A fresh firestorm has erupted over Microsoft’s handling of cybersecurity risks, with U.S. Senator Ron Wyden (D-OR) calling on the Federal Trade Commission (FTC) to investigate the company for what he described as “gross cybersecurity negligence” that enabled ransomware attacks on critical infrastructure, including healthcare providers.
In a letter sent to FTC Chair Andrew Ferguson on Wednesday, Wyden accused Microsoft of shipping insecure software defaults that leave hospitals, government agencies and corporations vulnerable to hacking techniques like Kerberoasting. He pointed to the 2024 ransomware attack against Ascension, one of the largest nonprofit health systems in the United States, as a prime example.
According to Wyden’s office, the Ascension breach began when a contractor clicked on a malicious link in Bing search results while using Microsoft’s Edge browser. The incident quickly escalated as attackers leveraged Microsoft Active Directory, a core identity system, to gain administrative privileges, deploy ransomware across thousands of machines and exfiltrate data from 5.6 million patients.

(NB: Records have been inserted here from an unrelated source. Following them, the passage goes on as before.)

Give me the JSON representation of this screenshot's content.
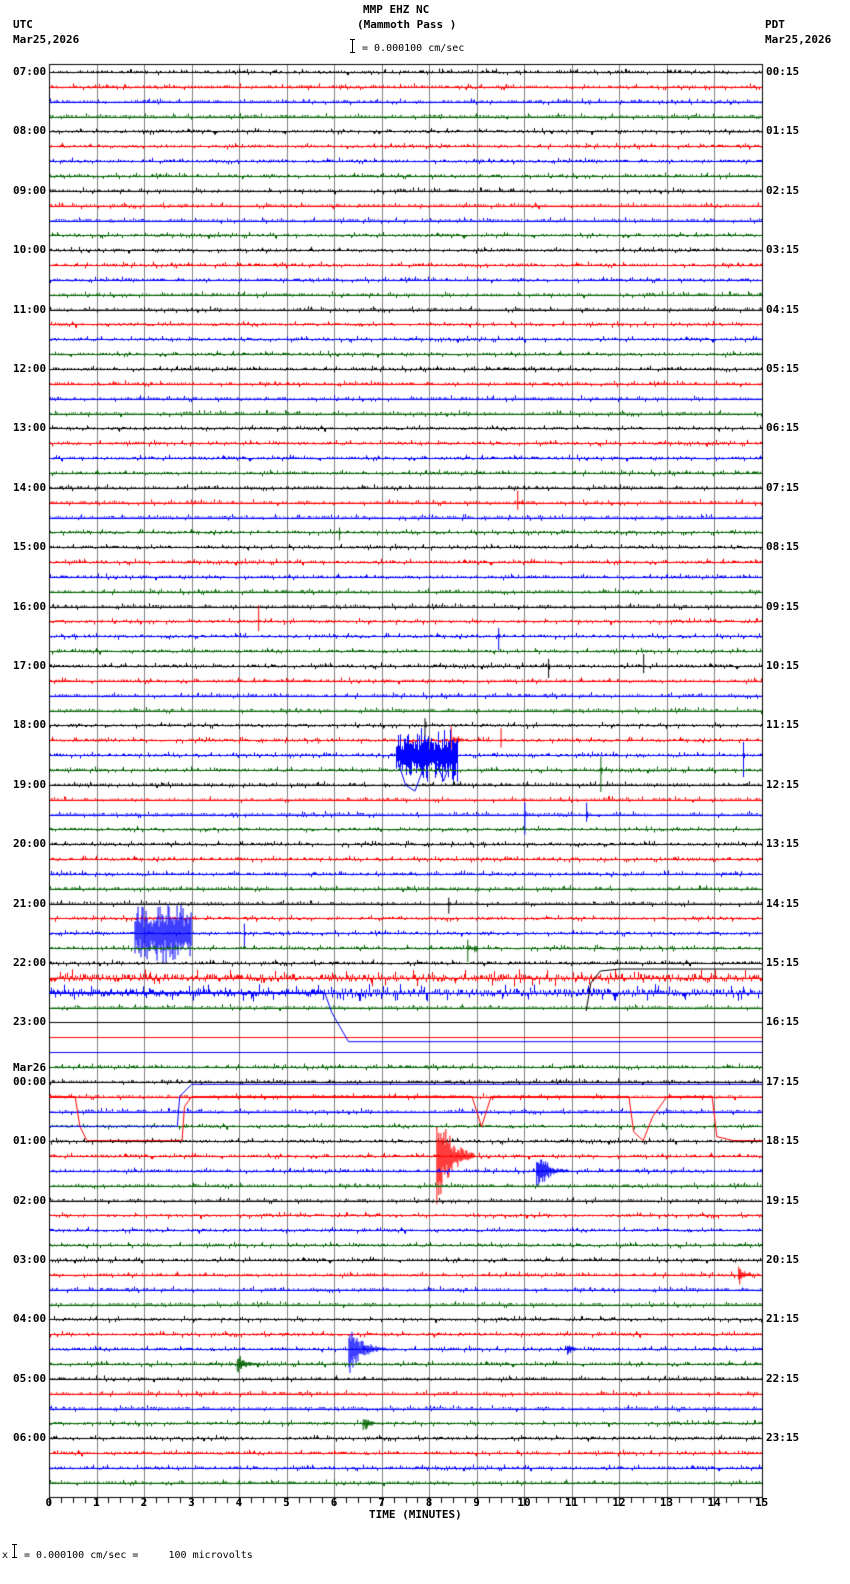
{
  "header": {
    "station": "MMP EHZ NC",
    "location": "(Mammoth Pass )",
    "scale_text": "= 0.000100 cm/sec",
    "left_tz": "UTC",
    "left_date": "Mar25,2026",
    "right_tz": "PDT",
    "right_date": "Mar25,2026"
  },
  "footer": {
    "xlabel": "TIME (MINUTES)",
    "scale_prefix": "x",
    "scale_text": "= 0.000100 cm/sec =     100 microvolts"
  },
  "colors": {
    "trace_cycle": [
      "#000000",
      "#ff0000",
      "#0000ff",
      "#006400"
    ],
    "grid": "#808080",
    "frame": "#000000"
  },
  "chart_data": {
    "type": "line",
    "title": "MMP EHZ NC (Mammoth Pass )",
    "xlabel": "TIME (MINUTES)",
    "ylabel": "",
    "xlim": [
      0,
      15
    ],
    "x_ticks": [
      0,
      1,
      2,
      3,
      4,
      5,
      6,
      7,
      8,
      9,
      10,
      11,
      12,
      13,
      14,
      15
    ],
    "grid": true,
    "traces_per_hour": 4,
    "trace_minutes": 15,
    "left_labels": [
      {
        "row": 0,
        "text": "07:00"
      },
      {
        "row": 4,
        "text": "08:00"
      },
      {
        "row": 8,
        "text": "09:00"
      },
      {
        "row": 12,
        "text": "10:00"
      },
      {
        "row": 16,
        "text": "11:00"
      },
      {
        "row": 20,
        "text": "12:00"
      },
      {
        "row": 24,
        "text": "13:00"
      },
      {
        "row": 28,
        "text": "14:00"
      },
      {
        "row": 32,
        "text": "15:00"
      },
      {
        "row": 36,
        "text": "16:00"
      },
      {
        "row": 40,
        "text": "17:00"
      },
      {
        "row": 44,
        "text": "18:00"
      },
      {
        "row": 48,
        "text": "19:00"
      },
      {
        "row": 52,
        "text": "20:00"
      },
      {
        "row": 56,
        "text": "21:00"
      },
      {
        "row": 60,
        "text": "22:00"
      },
      {
        "row": 64,
        "text": "23:00"
      },
      {
        "row": 68,
        "text": "00:00",
        "date": "Mar26"
      },
      {
        "row": 72,
        "text": "01:00"
      },
      {
        "row": 76,
        "text": "02:00"
      },
      {
        "row": 80,
        "text": "03:00"
      },
      {
        "row": 84,
        "text": "04:00"
      },
      {
        "row": 88,
        "text": "05:00"
      },
      {
        "row": 92,
        "text": "06:00"
      }
    ],
    "right_labels": [
      {
        "row": 0,
        "text": "00:15"
      },
      {
        "row": 4,
        "text": "01:15"
      },
      {
        "row": 8,
        "text": "02:15"
      },
      {
        "row": 12,
        "text": "03:15"
      },
      {
        "row": 16,
        "text": "04:15"
      },
      {
        "row": 20,
        "text": "05:15"
      },
      {
        "row": 24,
        "text": "06:15"
      },
      {
        "row": 28,
        "text": "07:15"
      },
      {
        "row": 32,
        "text": "08:15"
      },
      {
        "row": 36,
        "text": "09:15"
      },
      {
        "row": 40,
        "text": "10:15"
      },
      {
        "row": 44,
        "text": "11:15"
      },
      {
        "row": 48,
        "text": "12:15"
      },
      {
        "row": 52,
        "text": "13:15"
      },
      {
        "row": 56,
        "text": "14:15"
      },
      {
        "row": 60,
        "text": "15:15"
      },
      {
        "row": 64,
        "text": "16:15"
      },
      {
        "row": 68,
        "text": "17:15"
      },
      {
        "row": 72,
        "text": "18:15"
      },
      {
        "row": 76,
        "text": "19:15"
      },
      {
        "row": 80,
        "text": "20:15"
      },
      {
        "row": 84,
        "text": "21:15"
      },
      {
        "row": 88,
        "text": "22:15"
      },
      {
        "row": 92,
        "text": "23:15"
      }
    ],
    "total_rows": 96,
    "events": [
      {
        "row": 29,
        "minute": 9.85,
        "amp": 12,
        "dur": 0.15,
        "kind": "spike"
      },
      {
        "row": 31,
        "minute": 6.1,
        "amp": 8,
        "dur": 0.05,
        "kind": "spike"
      },
      {
        "row": 37,
        "minute": 4.4,
        "amp": 16,
        "dur": 0.05,
        "kind": "spike"
      },
      {
        "row": 38,
        "minute": 9.45,
        "amp": 14,
        "dur": 0.05,
        "kind": "spike"
      },
      {
        "row": 40,
        "minute": 10.5,
        "amp": 12,
        "dur": 0.05,
        "kind": "spike"
      },
      {
        "row": 40,
        "minute": 12.5,
        "amp": 12,
        "dur": 0.05,
        "kind": "spike"
      },
      {
        "row": 44,
        "minute": 7.9,
        "amp": 12,
        "dur": 0.05,
        "kind": "spike"
      },
      {
        "row": 45,
        "minute": 8.45,
        "amp": 14,
        "dur": 0.3,
        "kind": "spike"
      },
      {
        "row": 45,
        "minute": 9.5,
        "amp": 12,
        "dur": 0.05,
        "kind": "spike"
      },
      {
        "row": 46,
        "minute": 7.3,
        "amp": 28,
        "dur": 1.3,
        "kind": "burst"
      },
      {
        "row": 46,
        "minute": 14.6,
        "amp": 22,
        "dur": 0.05,
        "kind": "spike"
      },
      {
        "row": 47,
        "minute": 11.6,
        "amp": 22,
        "dur": 0.05,
        "kind": "spike"
      },
      {
        "row": 50,
        "minute": 10.0,
        "amp": 20,
        "dur": 0.05,
        "kind": "spike"
      },
      {
        "row": 50,
        "minute": 11.3,
        "amp": 12,
        "dur": 0.05,
        "kind": "spike"
      },
      {
        "row": 56,
        "minute": 8.4,
        "amp": 10,
        "dur": 0.05,
        "kind": "spike"
      },
      {
        "row": 58,
        "minute": 1.8,
        "amp": 30,
        "dur": 1.2,
        "kind": "burst"
      },
      {
        "row": 58,
        "minute": 4.1,
        "amp": 16,
        "dur": 0.05,
        "kind": "spike"
      },
      {
        "row": 59,
        "minute": 8.8,
        "amp": 14,
        "dur": 0.2,
        "kind": "spike"
      },
      {
        "row": 73,
        "minute": 8.15,
        "amp": 55,
        "dur": 0.8,
        "kind": "quake"
      },
      {
        "row": 74,
        "minute": 10.25,
        "amp": 22,
        "dur": 0.7,
        "kind": "quake"
      },
      {
        "row": 81,
        "minute": 14.5,
        "amp": 14,
        "dur": 0.3,
        "kind": "quake"
      },
      {
        "row": 86,
        "minute": 6.3,
        "amp": 26,
        "dur": 0.8,
        "kind": "quake"
      },
      {
        "row": 86,
        "minute": 10.9,
        "amp": 8,
        "dur": 0.3,
        "kind": "quake"
      },
      {
        "row": 87,
        "minute": 3.95,
        "amp": 12,
        "dur": 0.5,
        "kind": "quake"
      },
      {
        "row": 91,
        "minute": 6.6,
        "amp": 10,
        "dur": 0.4,
        "kind": "quake"
      }
    ],
    "flat_rows": [
      64,
      65,
      66
    ],
    "noisy_rows": [
      61,
      62
    ]
  }
}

Also read: Single Click, Big Disruption: Employee Download Triggers Ascension Cyberattack
“The hackers exploited a technique called Kerberoasting,” Wyden wrote, describing how attackers abused Microsoft’s continued default support for RC4, a decades-old and widely discredited encryption algorithm. Despite warnings from federal agencies and its own experts, Microsoft still has not disabled RC4 by default. Instead, the company requires administrators to manually enforce stronger standards such as AES encryption and long passwords.

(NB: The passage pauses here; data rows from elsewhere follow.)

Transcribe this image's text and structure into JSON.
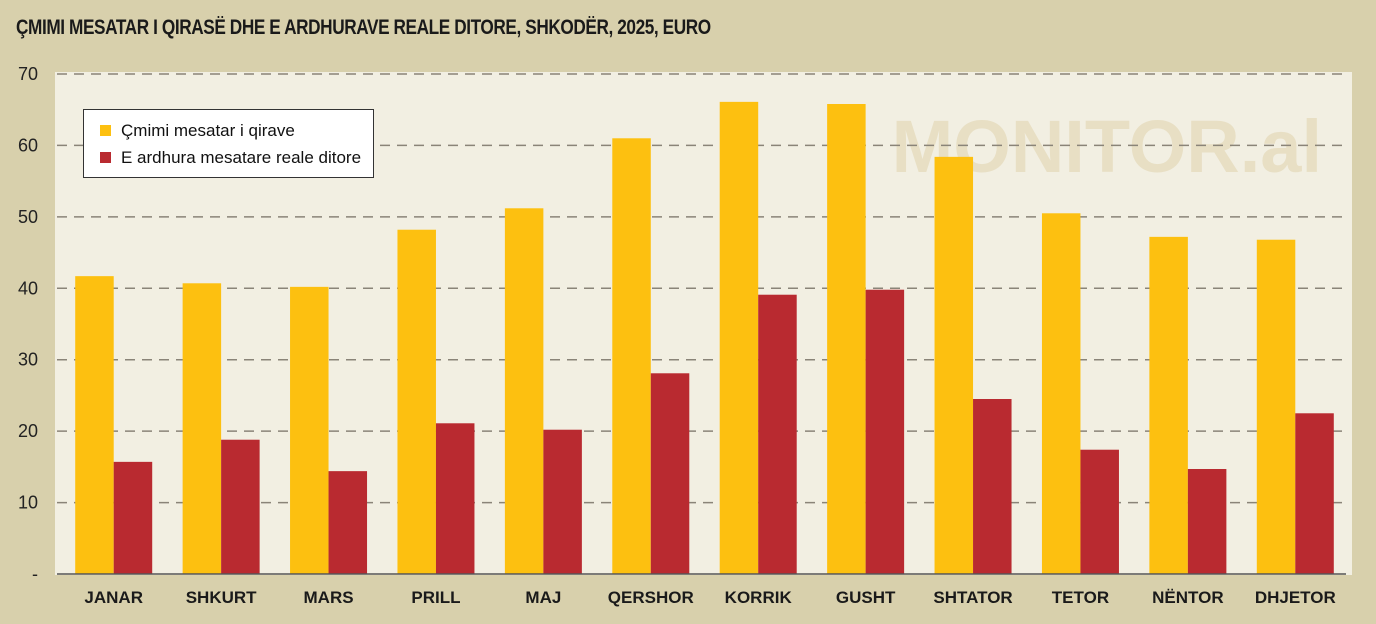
{
  "chart_data": {
    "type": "bar",
    "title": "ÇMIMI MESATAR I QIRASË DHE E ARDHURAVE REALE DITORE, SHKODËR, 2025, EURO",
    "watermark": "MONITOR.al",
    "xlabel": "",
    "ylabel": "",
    "ylim": [
      0,
      70
    ],
    "yticks": [
      "-",
      "10",
      "20",
      "30",
      "40",
      "50",
      "60",
      "70"
    ],
    "grid": true,
    "legend_position": "top-left",
    "categories": [
      "JANAR",
      "SHKURT",
      "MARS",
      "PRILL",
      "MAJ",
      "QERSHOR",
      "KORRIK",
      "GUSHT",
      "SHTATOR",
      "TETOR",
      "NËNTOR",
      "DHJETOR"
    ],
    "series": [
      {
        "name": "Çmimi mesatar i qirave",
        "color": "#fdc010",
        "values": [
          41.7,
          40.7,
          40.2,
          48.2,
          51.2,
          61.0,
          66.1,
          65.8,
          58.4,
          50.5,
          47.2,
          46.8
        ]
      },
      {
        "name": "E ardhura mesatare reale ditore",
        "color": "#b92a30",
        "values": [
          15.7,
          18.8,
          14.4,
          21.1,
          20.2,
          28.1,
          39.1,
          39.8,
          24.5,
          17.4,
          14.7,
          22.5
        ]
      }
    ]
  }
}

A Known Threat, Little Action
Kerberoasting works by cracking weakly encrypted service account credentials in Active Directory, allowing attackers to escalate privileges rapidly. Agencies including CISA, the FBI, and NSA have repeatedly urged organizations to disable RC4, with guidance published as recently as late 2024. But Wyden says Microsoft has dragged its feet:
-
His staff asked Microsoft in mid-2024 to issue clear warnings and provide an update disabling RC4.
-
Microsoft eventually posted a blog in October 2024 with mitigation steps, but it was buried in a technical corner of the website and received little visibility.
-
Nearly a year later, the promised patch has yet to arrive.
“Because of dangerous software engineering decisions by Microsoft, which the company has largely hidden from its corporate and government customers, a single individual clicking on the wrong link can result in an organization-wide ransomware infection,” Wyden wrote.
Also read: Microsoft’s Very Bad Day: Congress Members Express ‘Shock’ at Lax Security
A Pattern of Security Failures
The letter also referenced a series of high-profile Microsoft-linked security lapses. In 2023, Chinese state-backed hackers exploited Microsoft cloud vulnerabilities to breach U.S. government email accounts, leading the Cyber Safety Review Board to declare the company’s “security culture inadequate.” Just months ago, another flaw in Microsoft’s SharePoint software was reportedly abused by Beijing-linked groups.
Read: Chinese Hackers Now Exploiting SharePoint Zero-Days to Deploy Warlock Ransomware: MSFT
Wyden framed Microsoft’s approach as a business model problem. The company profits not by delivering secure software, but by upselling customers on premium security add-ons after they’ve been exposed. “Microsoft has become like an arsonist selling firefighting services to their victims,” he remarked.
A Monopoly Problem Meets National Security
Wyden’s argument is rooted in Microsoft’s dominance. With Windows and Active Directory entrenched in enterprises worldwide, customers have little choice but to rely on Microsoft’s defaults—even if those defaults expose them to ransomware. The senator urged the FTC to step in, citing its mandate to curb unfair business practices and deceptive conduct.
National security agencies have echoed his concerns. A September 2024 joint guide from CISA, NSA, and Australian security authorities devoted significant focus to defending against Active Directory exploitation, naming Kerberoasting as the top threat. Yet despite the mounting warnings, Wyden argues Microsoft has resisted meaningful fixes.
The 2024 attack disrupted hospital operations across multiple states, delaying treatments and threatening lives.
Read: Ascension Healthcare Hit by Cyberattack: Patients Wait Hours, Chaos Ensues
Ransomware attacks in the U.S. rose 15% last year, with healthcare and critical infrastructure repeatedly in the crosshairs. By continuing to support outdated encryption defaults, Wyden argued, Microsoft is amplifying systemic risk.
“Without timely action, Microsoft’s culture of negligent cybersecurity … poses a serious national security threat and makes additional hacks inevitable,” he warned.